Friday, December 5, 2014

When I first came to town I found a little hamburger place, the kind with a distinctive style building, small, with a pitched roof, a name like little tavern.  Slider style burgers you'd get, six at a time, with the buns still connected, american cheese, onions off the flat top.  It was at the western end of Georgetown, on my way into town from Foxhall Road where I lived, a small house, half of it, with two nice women.  To get to the burger place meant I was exploring the town.  And there was this cat Luis, who worked alone, cooking, taking orders, manning the counter, and Luis was from Africa.  The little burgers were a treat.  Hit the nail on the head.  And Luis was a nice guy to talk to.

And one day, when I found a night job in addition to the day job thing, as a busboy in a restaurant, guess who was the dishwasher, in charge of a mound of dirty place, my friend Luis, who turned out to be from Nigeria.  He had a friend Che, sounded like Chee, and he too was a nice guy, sometimes a security guard, and later in life, when I saw him he was selling shoes somewhere in Maryland and he told me to slowly pronounce Myo Ho Renge Kyo, which I did not immediately realize was Buddhist, the Japanese way to say Om Mani Padme Hum, which itself is an invocation of the Lotus of Enlightenment coming from the mud of the world through the water of life.

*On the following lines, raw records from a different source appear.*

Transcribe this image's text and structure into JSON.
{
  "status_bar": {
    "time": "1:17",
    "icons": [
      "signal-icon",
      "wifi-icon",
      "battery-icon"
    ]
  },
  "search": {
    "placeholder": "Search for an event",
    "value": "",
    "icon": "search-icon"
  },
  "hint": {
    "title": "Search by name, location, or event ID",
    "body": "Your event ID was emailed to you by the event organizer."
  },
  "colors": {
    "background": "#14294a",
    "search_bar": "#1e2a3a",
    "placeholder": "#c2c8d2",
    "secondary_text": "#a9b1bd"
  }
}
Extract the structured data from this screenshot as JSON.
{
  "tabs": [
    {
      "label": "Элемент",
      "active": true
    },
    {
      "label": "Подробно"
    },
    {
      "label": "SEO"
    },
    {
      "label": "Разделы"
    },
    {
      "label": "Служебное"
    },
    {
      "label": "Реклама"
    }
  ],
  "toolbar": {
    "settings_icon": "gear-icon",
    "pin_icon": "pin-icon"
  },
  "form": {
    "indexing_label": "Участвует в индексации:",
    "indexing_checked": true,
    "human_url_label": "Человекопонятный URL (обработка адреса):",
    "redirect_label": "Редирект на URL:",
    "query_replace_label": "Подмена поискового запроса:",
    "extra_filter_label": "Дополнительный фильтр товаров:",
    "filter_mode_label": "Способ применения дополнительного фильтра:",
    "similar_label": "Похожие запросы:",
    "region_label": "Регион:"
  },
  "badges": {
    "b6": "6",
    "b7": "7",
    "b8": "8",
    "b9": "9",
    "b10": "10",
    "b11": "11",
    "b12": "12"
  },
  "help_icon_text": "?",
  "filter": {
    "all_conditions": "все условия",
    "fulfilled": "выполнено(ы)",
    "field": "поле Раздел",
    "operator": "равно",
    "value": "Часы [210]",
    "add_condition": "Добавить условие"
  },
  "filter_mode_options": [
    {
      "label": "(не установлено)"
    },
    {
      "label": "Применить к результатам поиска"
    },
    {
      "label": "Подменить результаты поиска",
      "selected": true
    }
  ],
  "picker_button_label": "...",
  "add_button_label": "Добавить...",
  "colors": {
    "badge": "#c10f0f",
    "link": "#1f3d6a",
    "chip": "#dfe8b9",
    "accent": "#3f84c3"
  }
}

I thought it an interesting coincidence.  Luis, my burger friend, there with a most important job, cat-like, doing this incredible job just like he did at Little Tower, scooping up a spatula full and down on the little buns and into the bag, where they would season here in my poor imitation of Hemingway, the onions, the yellow gooey cheese, the squirt of ketchup and mustard all making something more than the sum of its parts.  Luis lasted awhile.  Wirey, tall.  Big small, dark skin.  Athletic.  Chee replaced him.  And then after that first crazy year at the original Austin Grill with everyone worn out, working hard, the crazy white guys on the line moved on and the kitchen was a Salvadoran team.  And I found it all interesting.